Categories: New Data
April 23, 2012
SGD has added a new mix of data tracks to our GBrowse genome viewer from seven publications covering transcriptome exploration via tiling microarrays (David et al. 2006), genomic occupancy of RNA polymerase II and III and associated factors (Kim et al. 2010; Ghavi-Helm 2008), 3′ end processing (Johnson et al. 2011), histone H2BK123 monoubiquitination (Schulze et al. 2011) and high-resolution ChIP by a novel method called ChIP-exo (Rhee et al. 2011; Rhee et al. 2012).
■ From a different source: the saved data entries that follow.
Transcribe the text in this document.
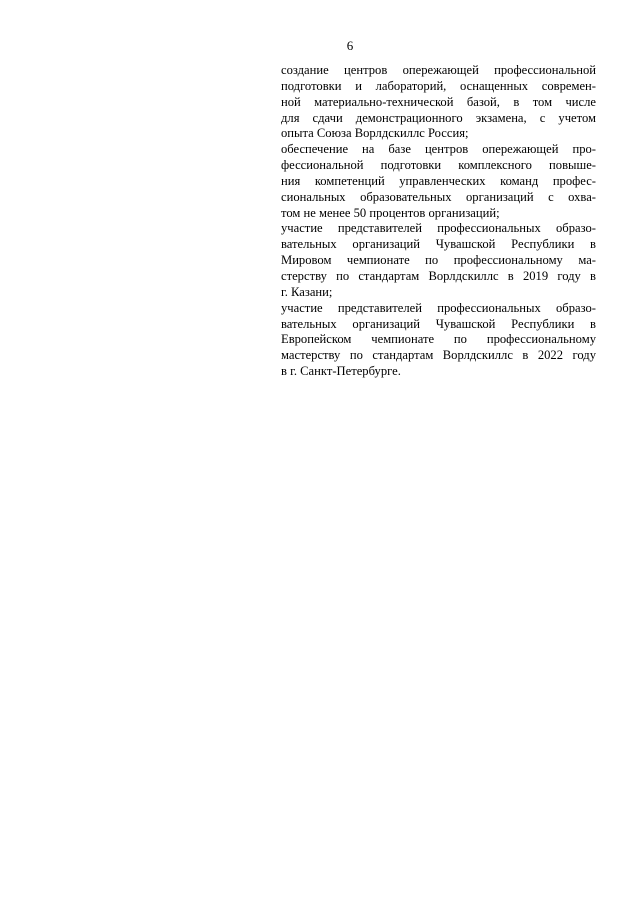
6
создание центров опережающей профессиональной
подготовки и лабораторий, оснащенных современ-
ной материально-технической базой, в том числе
для сдачи демонстрационного экзамена, с учетом
опыта Союза Ворлдскиллс Россия;
обеспечение на базе центров опережающей про-
фессиональной подготовки комплексного повыше-
ния компетенций управленческих команд профес-
сиональных образовательных организаций с охва-
том не менее 50 процентов организаций;
участие представителей профессиональных образо-
вательных организаций Чувашской Республики в
Мировом чемпионате по профессиональному ма-
стерству по стандартам Ворлдскиллс в 2019 году в
г. Казани;
участие представителей профессиональных образо-
вательных организаций Чувашской Республики в
Европейском чемпионате по профессиональному
мастерству по стандартам Ворлдскиллс в 2022 году
в г. Санкт-Петербурге.
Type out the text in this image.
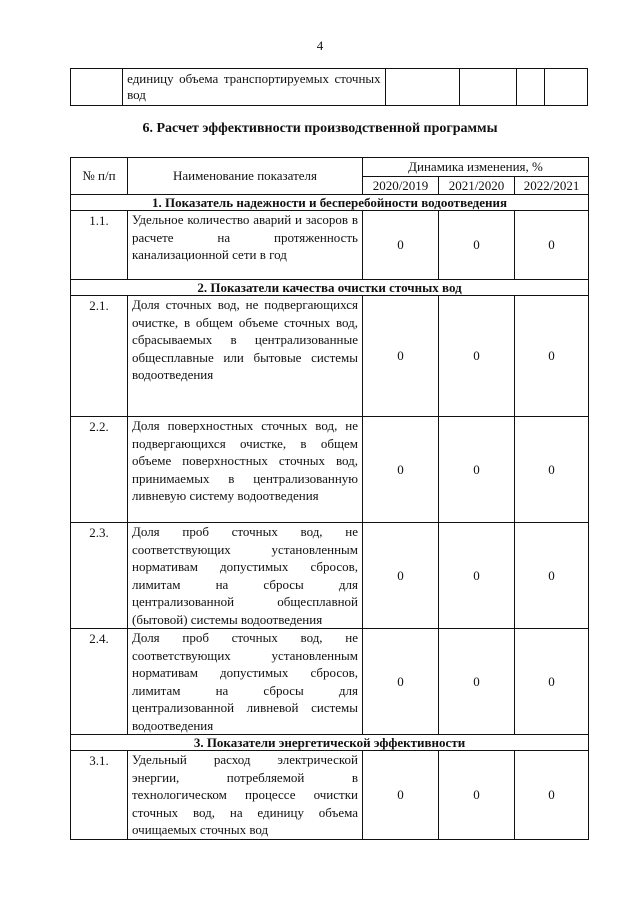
4
	единицу объема транспортируемых сточных вод				
6. Расчет эффективности производственной программы
№ п/п	Наименование показателя	Динамика изменения, %		
		2020/2019	2021/2020	2022/2021
1. Показатель надежности и бесперебойности водоотведения				
1.1.	Удельное количество аварий и засоров в расчете на протяженность канализационной сети в год	0	0	0
2. Показатели качества очистки сточных вод				
2.1.	Доля сточных вод, не подвергающихся очистке, в общем объеме сточных вод, сбрасываемых в централизованные общесплавные или бытовые системы водоотведения	0	0	0
2.2.	Доля поверхностных сточных вод, не подвергающихся очистке, в общем объеме поверхностных сточных вод, принимаемых в централизованную ливневую систему водоотведения	0	0	0
2.3.	Доля проб сточных вод, не соответствующих установленным нормативам допустимых сбросов, лимитам на сбросы для централизованной общесплавной (бытовой) системы водоотведения	0	0	0
2.4.	Доля проб сточных вод, не соответствующих установленным нормативам допустимых сбросов, лимитам на сбросы для централизованной ливневой системы водоотведения	0	0	0
3. Показатели энергетической эффективности				
3.1.	Удельный расход электрической энергии, потребляемой в технологическом процессе очистки сточных вод, на единицу объема очищаемых сточных вод	0	0	0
Download data tracks, metadata and supplementary data by clicking on the ‘?’ icon on each data track within GBrowse or directly from the SGD downloads page. We welcome new data submissions pre- or post-publication and invite authors to work with us to integrate their data into our GBrowse and PBrowse viewers. Please contact us if you are interested in participating or have questions and comments. Happy browsing!
Categories: New Data
February 14, 2012
RNA expression data that are included in SGD’s SPELL expression analysis tool are now available for download in the expression directory. Datasets have been grouped by publication and are in PCL format.
LiftOver files that allow conversion of chromosomal coordinates between different S. cerevisiae genome versions are also now available for download via the genome_releases link in the sequence directory.
January 26, 2012
SGD has added a mélange of data tracks to our GBrowse genome viewer from six publications covering various applications of high-throughput sequencing, including genome-wide distributions of DNase I-protected genomic footprints (Hesselberth et al. 2009), recombination-associated double strand breakpoints (Pan et al. 2011), polyadenylation sites (Ozsolak et al. 2010), antisense ncRNAs (Yassour et al. 2010), cryptic unstable transcripts (CUTs) (Neil et al. 2009) and Xrn1-sensitive unstable transcripts (XUTs) (van Dijk et al. 2011). You can now also easily download data tracks, metadata and supplementary data by clicking on the ‘?’ icon on each data track within GBrowse. Please watch our video tutorial for more information on how to download data from GBrowse. We welcome new data submissions pre- or post-publication and invite authors to work with us to integrate their data into our GBrowse and PBrowse viewers. Please contact us if you are interested in participating or have questions and comments. Happy browsing!
View Downloading GBrowse Data at SGD on Vimeo.
January 25, 2012
Links to YPL+ (the Yeast Protein LocalizationPlus Database) have been added to the “Protein Information” section of SGD Locus Summary pages. YPL+ is a recently upgraded version of the YPL image database, and has been expanded to include GFP-localization data for more than 3500 genes. Data in YPL+ are derived from a collection of GFP fusion constructs generated by C-terminal chromosomal tagging (Huh et al., 2003, Nature 425, 686-691) as well as a collection of proteins involved in lipid-metabolism, constructed by in vivo recombination (Natter et al., 2005, Mol. Cell. Proteomics 4(5), 662-672). Thanks to Sepp Kohlwein for help in setting up these links.